When a price changes on an invoice
- 1 Master ingredient updates Cost per recipe unit recalculated immediately
- 2 Recipe ingredients cascade Every recipe that uses this ingredient is updated
- 3 Recipe total cost rolls up The sum recalculates across all ingredient lines
- 4 Margin alert fires Dashboard flags dishes that have dropped below target
"When the price of your mise en place changes, your recipe cost changes with it. Not at month-end. Now."
No spreadsheet refresh. No manual recalculation. Just truth.
One Recipe. Any Quantity. The Math Is Done.
A recipe is written for a standard yield. Catering order comes in for 200. A prep cook needs to make three times the standard batch for the weekend push. The numbers change. The relationships between ingredients don't.
ChefLife scales the entire recipe — ingredients, yields, timing estimates — to any batch size you specify. And because costs are connected to master ingredients, the cost at scale is accurate too. You're not multiplying a number you think is right. You're multiplying a number that's live.
This matters most for the prep items that feed your final recipes. Your house BBQ sauce. Your stocks. Your braises. The things that get made once and consumed across a dozen menu items. When the batch scales, the cost of everything downstream scales with it.
House Pulled Pork — Yield
Costing updates live when ingredient prices change
Recipes Consuming Recipes
A final menu item isn't built from raw ingredients alone. It's built from your prep.

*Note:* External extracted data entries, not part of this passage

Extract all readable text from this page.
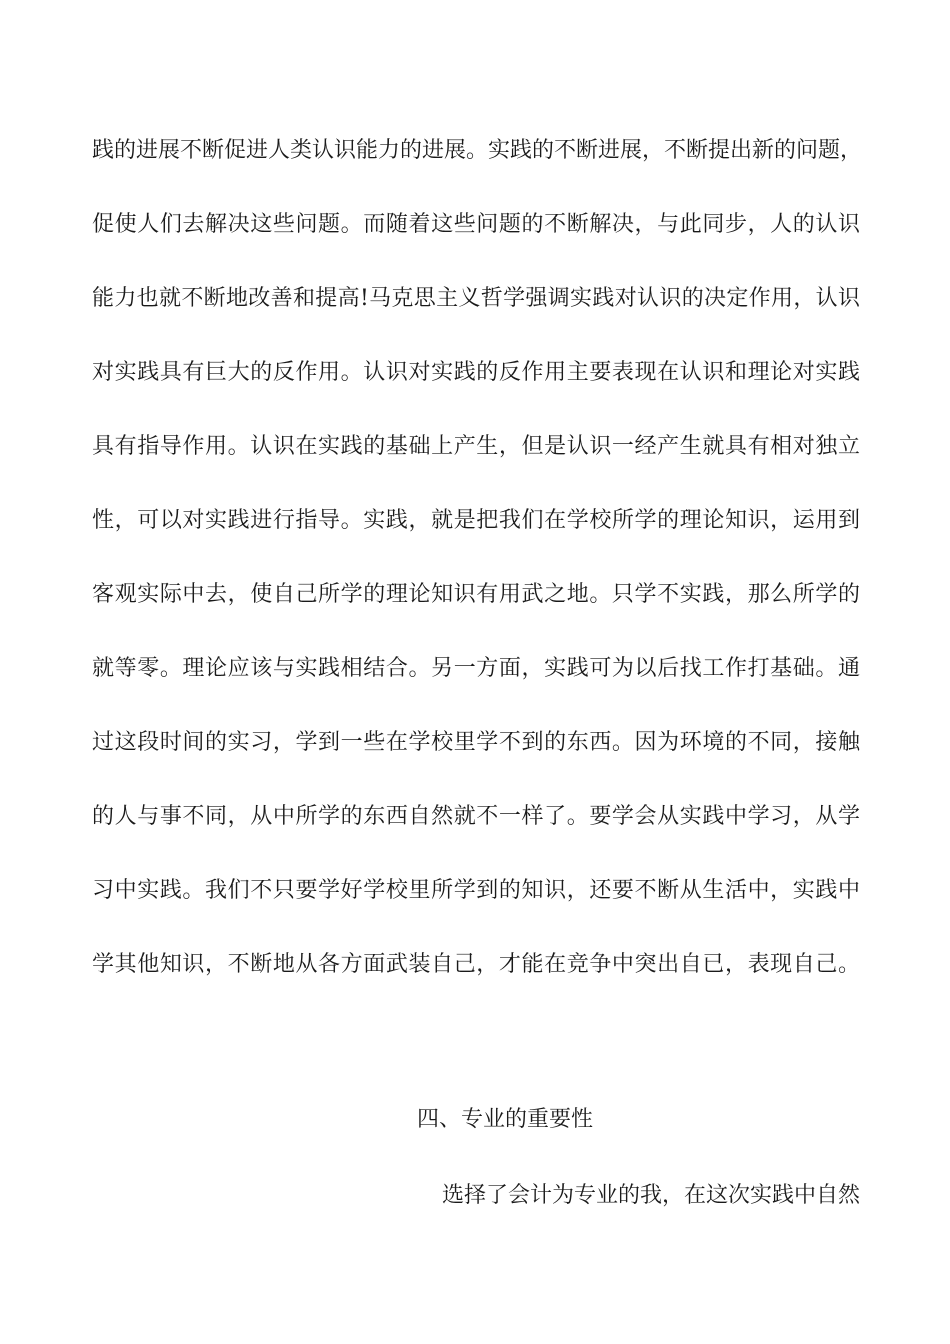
践的进展不断促进人类认识能力的进展。实践的不断进展，不断提出新的问题，
促使人们去解决这些问题。而随着这些问题的不断解决，与此同步，人的认识
能力也就不断地改善和提高!马克思主义哲学强调实践对认识的决定作用，认识
对实践具有巨大的反作用。认识对实践的反作用主要表现在认识和理论对实践
具有指导作用。认识在实践的基础上产生，但是认识一经产生就具有相对独立
性，可以对实践进行指导。实践，就是把我们在学校所学的理论知识，运用到
客观实际中去，使自己所学的理论知识有用武之地。只学不实践，那么所学的
就等零。理论应该与实践相结合。另一方面，实践可为以后找工作打基础。通
过这段时间的实习，学到一些在学校里学不到的东西。因为环境的不同，接触
的人与事不同，从中所学的东西自然就不一样了。要学会从实践中学习，从学
习中实践。我们不只要学好学校里所学到的知识，还要不断从生活中，实践中
学其他知识，不断地从各方面武装自己，才能在竞争中突出自已，表现自己。
四、专业的重要性

选择了会计为专业的我，在这次实践中自然
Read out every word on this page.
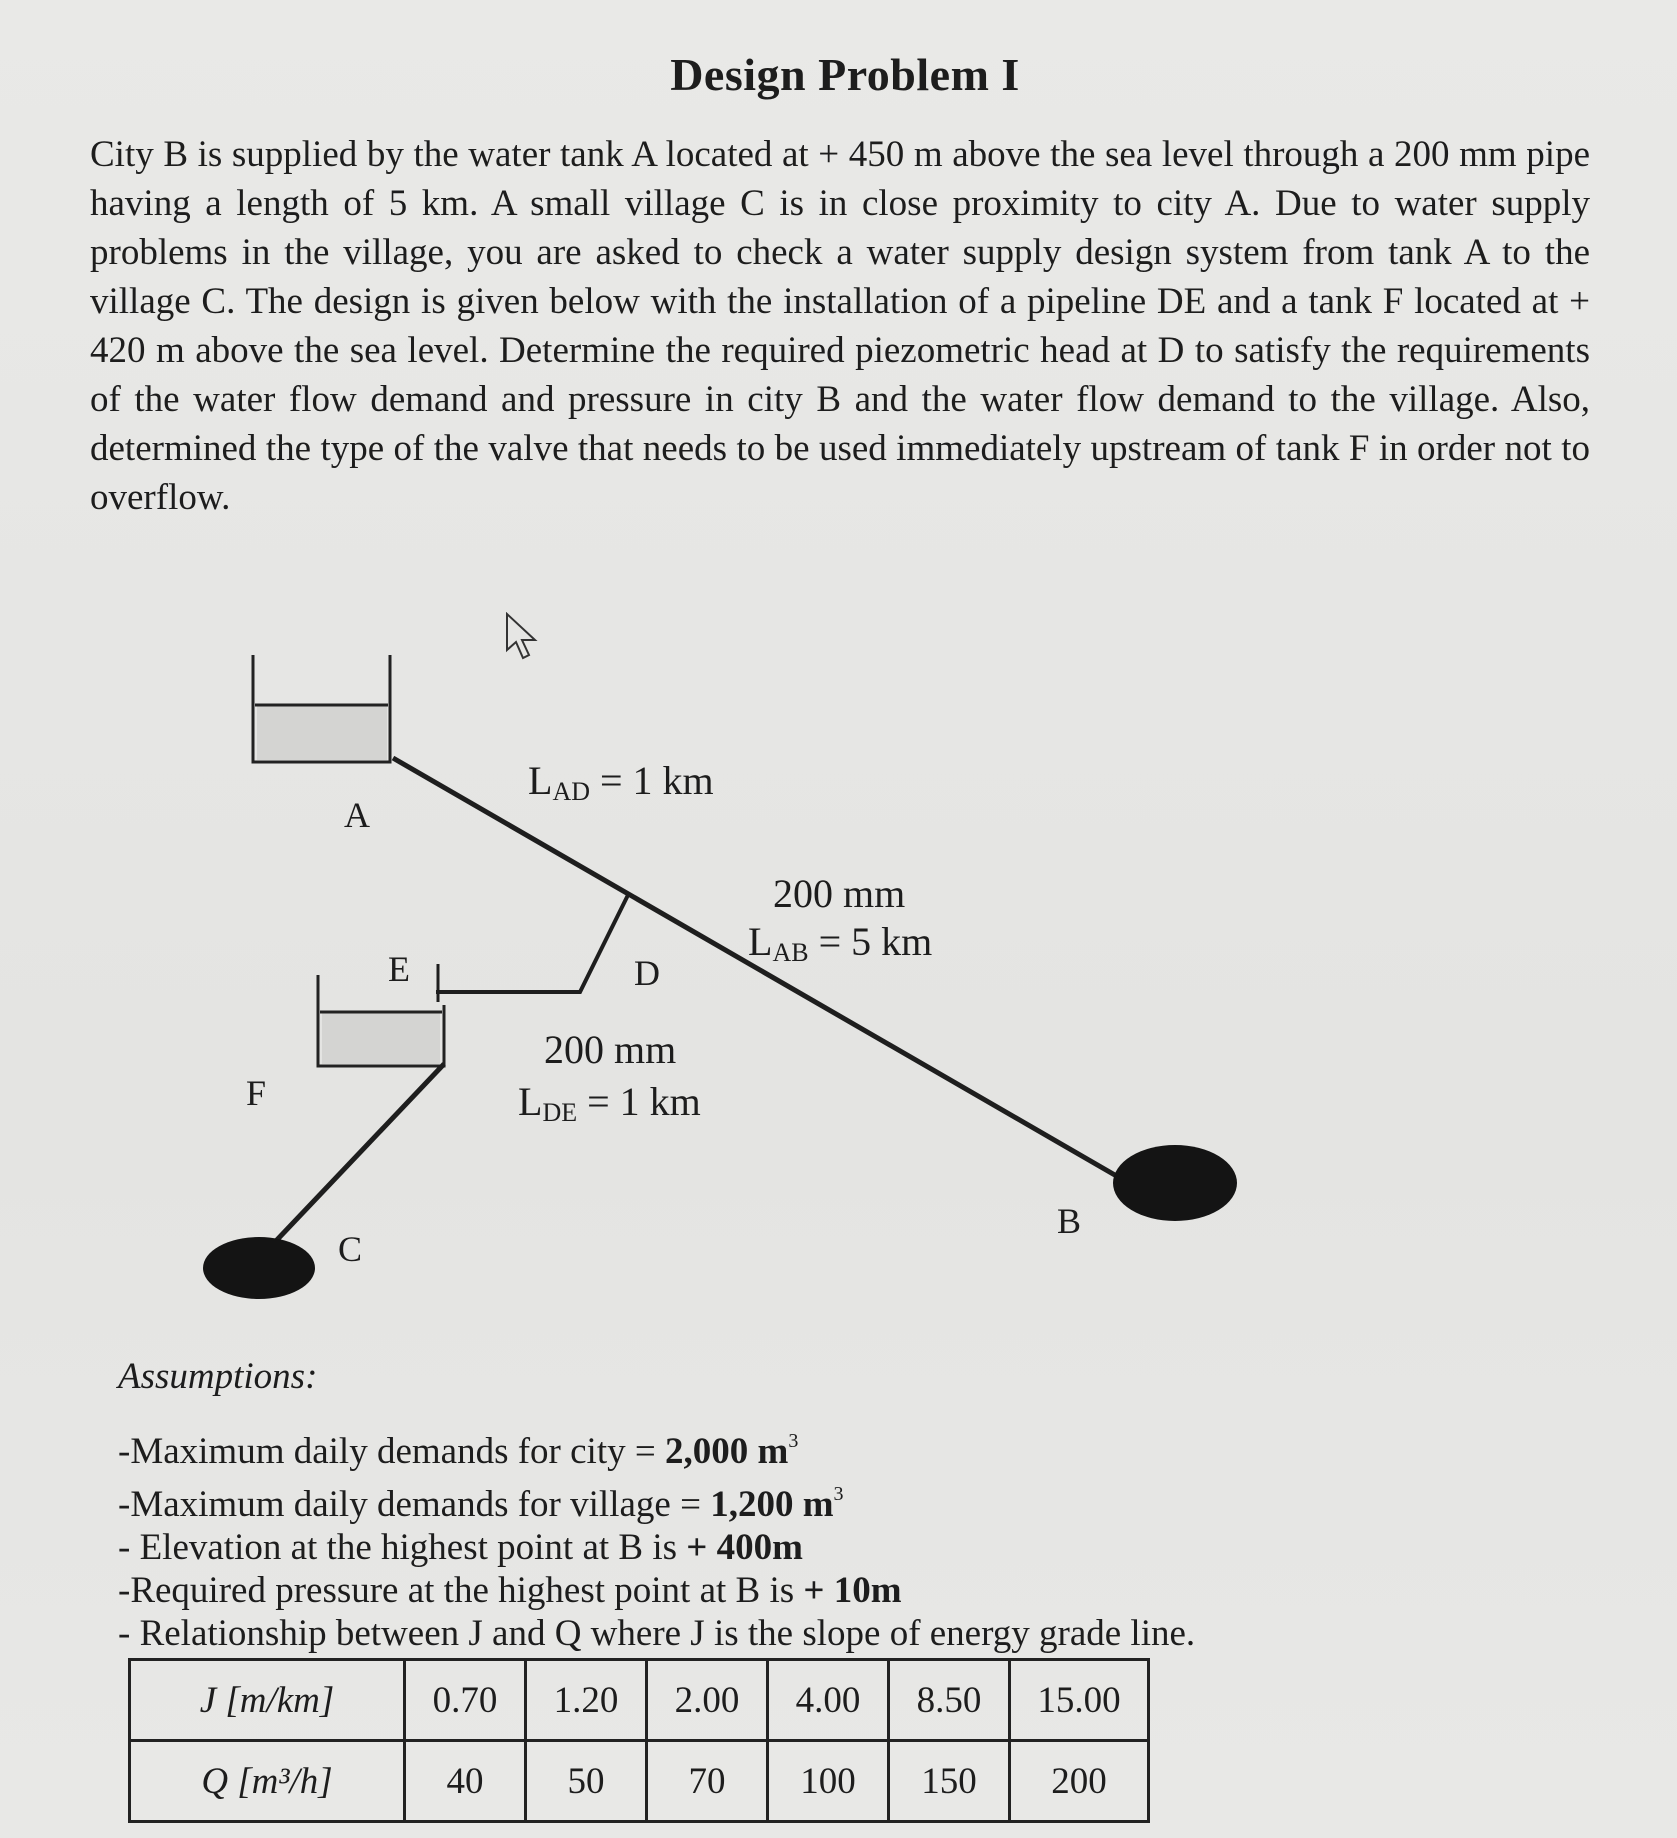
Design Problem I
City B is supplied by the water tank A located at + 450 m above the sea level through a 200 mm pipe having a length of 5 km. A small village C is in close proximity to city A. Due to water supply problems in the village, you are asked to check a water supply design system from tank A to the village C. The design is given below with the installation of a pipeline DE and a tank F located at + 420 m above the sea level. Determine the required piezometric head at D to satisfy the requirements of the water flow demand and pressure in city B and the water flow demand to the village. Also, determined the type of the valve that needs to be used immediately upstream of tank F in order not to overflow.
A
B
C
D
E
F
$L_{AD} = 1$ km
200 mm
$L_{AB} = 5$ km
200 mm
$L_{DE} = 1$ km
Assumptions:
-Maximum daily demands for city = 2,000 $m^3$
-Maximum daily demands for village = 1,200 $m^3$
- Elevation at the highest point at B is + 400m
-Required pressure at the highest point at B is + 10m
- Relationship between J and Q where J is the slope of energy grade line.
J [m/km]	0.70	1.20	2.00	4.00	8.50	15.00
Q [m³/h]	40	50	70	100	150	200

Your stocks, sauces, rubs, and braises each have their own cost — assembled from the raw ingredients that go into them.
Layer 0 — What You Buy
Layer 1 — What You Make
Layer 2 — What You Sell
When pork shoulder goes up $0.30 a pound at the next invoice, that number flows from the raw ingredient through the prepared recipe and arrives at the final sandwich cost automatically. The $4.18 becomes $4.41. The margin drops 2.3 points. The alert fires before the next service.
The craft deserves better than a spreadsheet.